Limitations and final remarks

In this work we aim to provide a novel EEG dataset, acquired in three different speech related conditions, accounting for 5640 total trials and more than 9 hours of continuous recording. To the best of our knowledge, there is no other dataset recorded with native Spanish speakers and acquired with a high dense (128 + 8) acquisition system.

In regard to the limitations of this dataset, it is important to mention that even though the participants were specifically instructed to imagine their own voice and explicitly requested not to focus on the muscular activity, as in any other endogenous BCI paradigm, there is no guarantee at all that the mental activity executed by a participant was in fact the correct one. Furthermore, as all the participants were naive BCI users, it may not had been possible for them to clearly differentiate between different components of the speech. In the same direction it is worth mentioning that, even though all participants received the same instructions, their interpretation and posterior executed mental activity may vary across individuals. It is also important to remark that, until today, there is not enough evidence to support that imagined speech and inner speech generate distinguishable brain processes. And even if they in fact do, it is not clear that distinguishable features could be captured with current Electroencephalography technologies. Nonetheless, inner speech is clearly a more natural way of controlling a BCI, since the participant does not need to focus on the articulatory gestures.

Although the pronounced speech trials were most likely contaminated with muscular activity, providing the raw EEG data along with the EMG recordings will allow to develop and test EMG denoising algorithms. As mentioned before, no trials were discarded from the dataset in the “Electromyography control” Section nor in the “Attentional Monitoring” Section, so letting future users decide whether or not to include them in their analyses. Not providing rhythmic cues to benefit the participant’s natural pace, could also produce a variation in the the timing of the pronunciation and imagination across trials. This phenomenon is likely to happen, since it is not natural to recite or think about one word at the time. Nevertheless, this is an issue that will also appear in any real BCI application. Much further analysis needs to be performed in order to determine if the participants changed their pace over the trials, and if they did, what the impact of this phenomenon in the decoding performance could be. It is important to remark that the references to the related papers in the field in regard to their executed paradigms, constitutes just a first classification attempt and further analysis needs to be done. This is so mainly because the description of the requested actions is not always clearly detailed and the difference between imagined and inner speech are not always taken into account in those articles.

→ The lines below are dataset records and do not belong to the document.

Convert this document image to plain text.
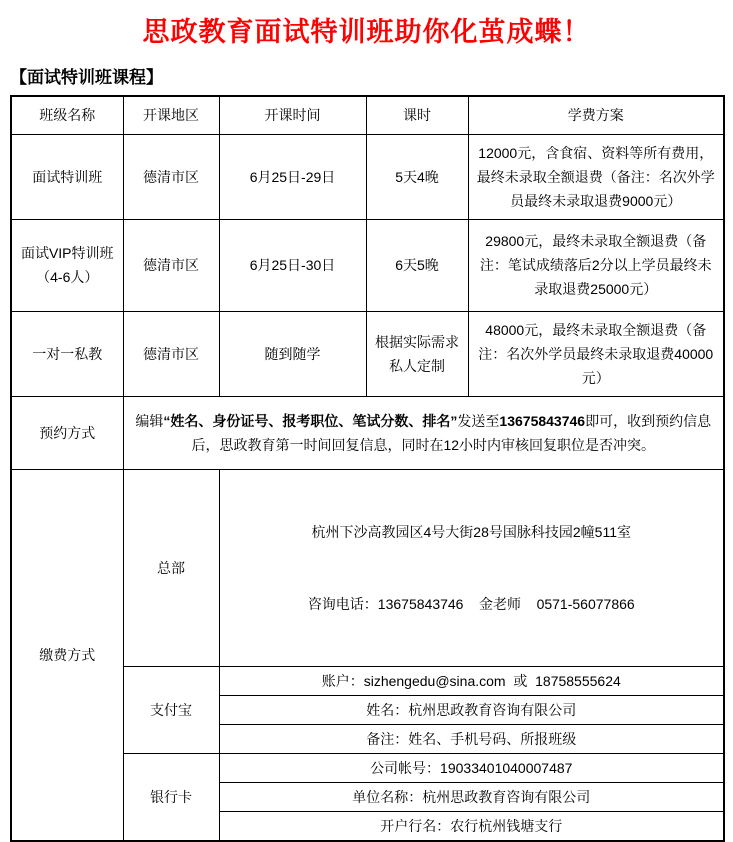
思政教育面试特训班助你化茧成蝶！
【面试特训班课程】
班级名称	开课地区	开课时间	课时	学费方案
面试特训班	德清市区	6月25日-29日	5天4晚	12000元，含食宿、资料等所有费用，最终未录取全额退费（备注：名次外学员最终未录取退费9000元）
面试VIP特训班（4-6人）	德清市区	6月25日-30日	6天5晚	29800元，最终未录取全额退费（备注：笔试成绩落后2分以上学员最终未录取退费25000元）
一对一私教	德清市区	随到随学	根据实际需求私人定制	48000元，最终未录取全额退费（备注：名次外学员最终未录取退费40000元）
预约方式	编辑“姓名、身份证号、报考职位、笔试分数、排名”发送至13675843746即可，收到预约信息后，思政教育第一时间回复信息，同时在12小时内审核回复职位是否冲突。			
缴费方式	总部	杭州下沙高教园区4号大街28号国脉科技园2幢511室

咨询电话：13675843746    金老师    0571-56077866		

	支付宝	账户：sizhengedu@sina.com  或  18758555624		
		姓名：杭州思政教育咨询有限公司		
		备注：姓名、手机号码、所报班级		
	银行卡	公司帐号：19033401040007487		
		单位名称：杭州思政教育咨询有限公司		
		开户行名：农行杭州钱塘支行		
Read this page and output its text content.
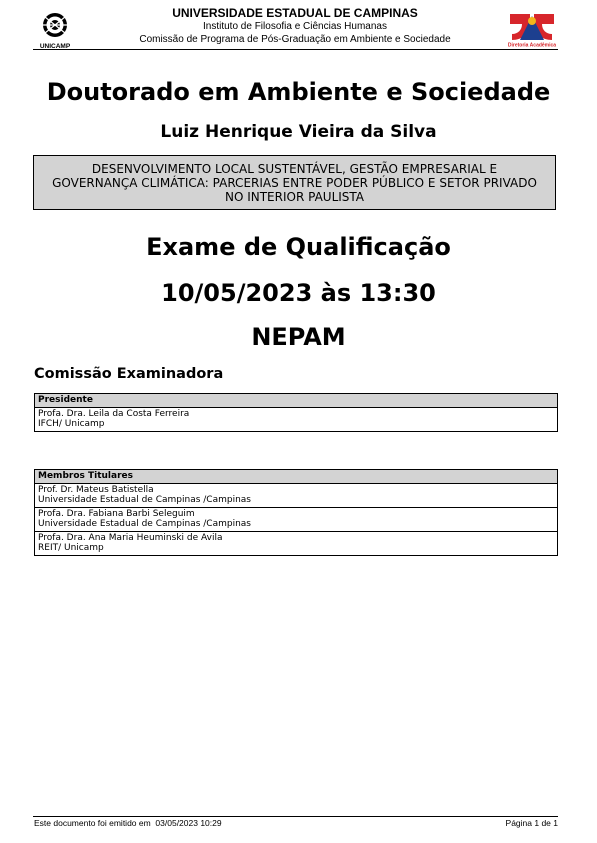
UNICAMP
UNIVERSIDADE ESTADUAL DE CAMPINAS
Instituto de Filosofia e Ciências Humanas
Comissão de Programa de Pós-Graduação em Ambiente e Sociedade
Diretoria Acadêmica
Doutorado em Ambiente e Sociedade
Luiz Henrique Vieira da Silva
DESENVOLVIMENTO LOCAL SUSTENTÁVEL, GESTÃO EMPRESARIAL E GOVERNANÇA CLIMÁTICA: PARCERIAS ENTRE PODER PÚBLICO E SETOR PRIVADO NO INTERIOR PAULISTA
Exame de Qualificação
10/05/2023 às 13:30
NEPAM
Comissão Examinadora
Presidente
Profa. Dra. Leila da Costa Ferreira
IFCH/ Unicamp
Membros Titulares
Prof. Dr. Mateus Batistella
Universidade Estadual de Campinas /Campinas
Profa. Dra. Fabiana Barbi Seleguim
Universidade Estadual de Campinas /Campinas
Profa. Dra. Ana Maria Heuminski de Avila
REIT/ Unicamp
Este documento foi emitido em  03/05/2023 10:29	Página 1 de 1
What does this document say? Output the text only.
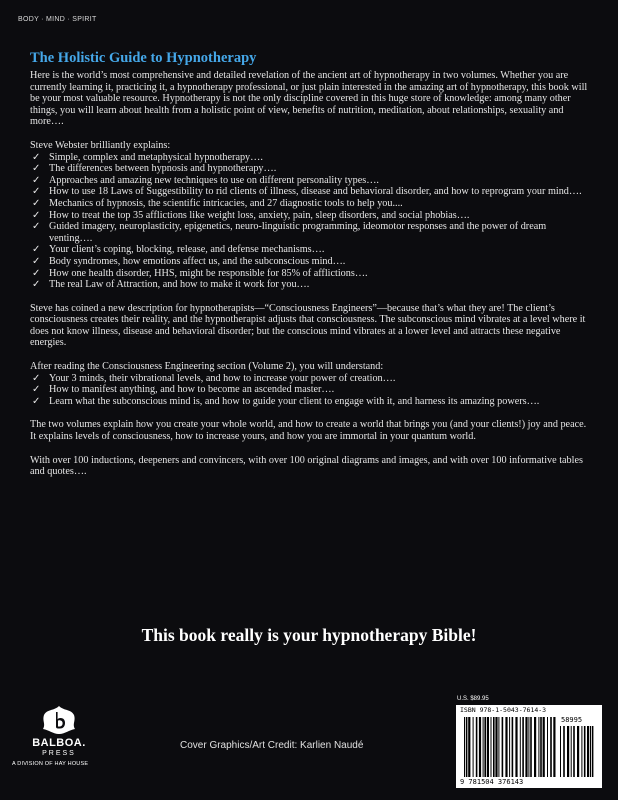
BODY · MIND · SPIRIT
The Holistic Guide to Hypnotherapy

Here is the world’s most comprehensive and detailed revelation of the ancient art of hypnotherapy in two volumes. Whether you are currently learning it, practicing it, a hypnotherapy professional, or just plain interested in the amazing art of hypnotherapy, this book will be your most valuable resource. Hypnotherapy is not the only discipline covered in this huge store of knowledge: among many other things, you will learn about health from a holistic point of view, benefits of nutrition, meditation, about relationships, sexuality and more….

Steve Webster brilliantly explains:

✓ Simple, complex and metaphysical hypnotherapy….
✓ The differences between hypnosis and hypnotherapy….
✓ Approaches and amazing new techniques to use on different personality types….
✓ How to use 18 Laws of Suggestibility to rid clients of illness, disease and behavioral disorder, and how to reprogram your mind….
✓ Mechanics of hypnosis, the scientific intricacies, and 27 diagnostic tools to help you....
✓ How to treat the top 35 afflictions like weight loss, anxiety, pain, sleep disorders, and social phobias….
✓ Guided imagery, neuroplasticity, epigenetics, neuro-linguistic programming, ideomotor responses and the power of dream venting….
✓ Your client’s coping, blocking, release, and defense mechanisms….
✓ Body syndromes, how emotions affect us, and the subconscious mind….
✓ How one health disorder, HHS, might be responsible for 85% of afflictions….
✓ The real Law of Attraction, and how to make it work for you….

Steve has coined a new description for hypnotherapists—“Consciousness Engineers”—because that’s what they are! The client’s consciousness creates their reality, and the hypnotherapist adjusts that consciousness. The subconscious mind vibrates at a level where it does not know illness, disease and behavioral disorder; but the conscious mind vibrates at a lower level and attracts these negative energies.

After reading the Consciousness Engineering section (Volume 2), you will understand:

✓ Your 3 minds, their vibrational levels, and how to increase your power of creation….
✓ How to manifest anything, and how to become an ascended master….
✓ Learn what the subconscious mind is, and how to guide your client to engage with it, and harness its amazing powers….

The two volumes explain how you create your whole world, and how to create a world that brings you (and your clients!) joy and peace. It explains levels of consciousness, how to increase yours, and how you are immortal in your quantum world.

With over 100 inductions, deepeners and convincers, with over 100 original diagrams and images, and with over 100 informative tables and quotes….

This book really is your hypnotherapy Bible!
BALBOA.
PRESS
A DIVISION OF HAY HOUSE
Cover Graphics/Art Credit: Karlien Naudé
U.S. $89.95
ISBN 978-1-5043-7614-3
58995
9 781504 376143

Finally, we strongly believe that providing not just the raw data, but also the processed data, along with all the implementation codes will be of great benefit to the scientific community.

Usage Notes

The processing script was developed in Python 3.766, using the MNE-python package v0.21.051, NumPy v1.19.267, Scipy v.1.5.268, Pandas v1.1.269 and Pickle v4.070. The main script, “InnerSpeech_processing.py”, contains all the described processing steps and it can be modified to obtain different processing results, as desired. In order to facilitate data loading and processing, six more scripts defining functions are also provided.

The stimulation protocols were developed using Psychtoolbox-347 in MatLab R2017b48. The auxiliary functions, including the parallel port communication needed to send the tags from PC1 to BioSemi Active 2, were also developed in MatLab. The execution of the main script, called “Stimulation_protocol.m”, shows the visual cue in the screen to the participant, and sends, via parallel port, the event being shown. The parallel port communication was implemented in the function “send_value_pp.m”. The main parameter that has to be controlled in the parallel communication is the delay needed after sending each value. This delay allows the port to send and receive the sended value. Although we used a delay of 0.01 s, it can be changed as desired for other implementations.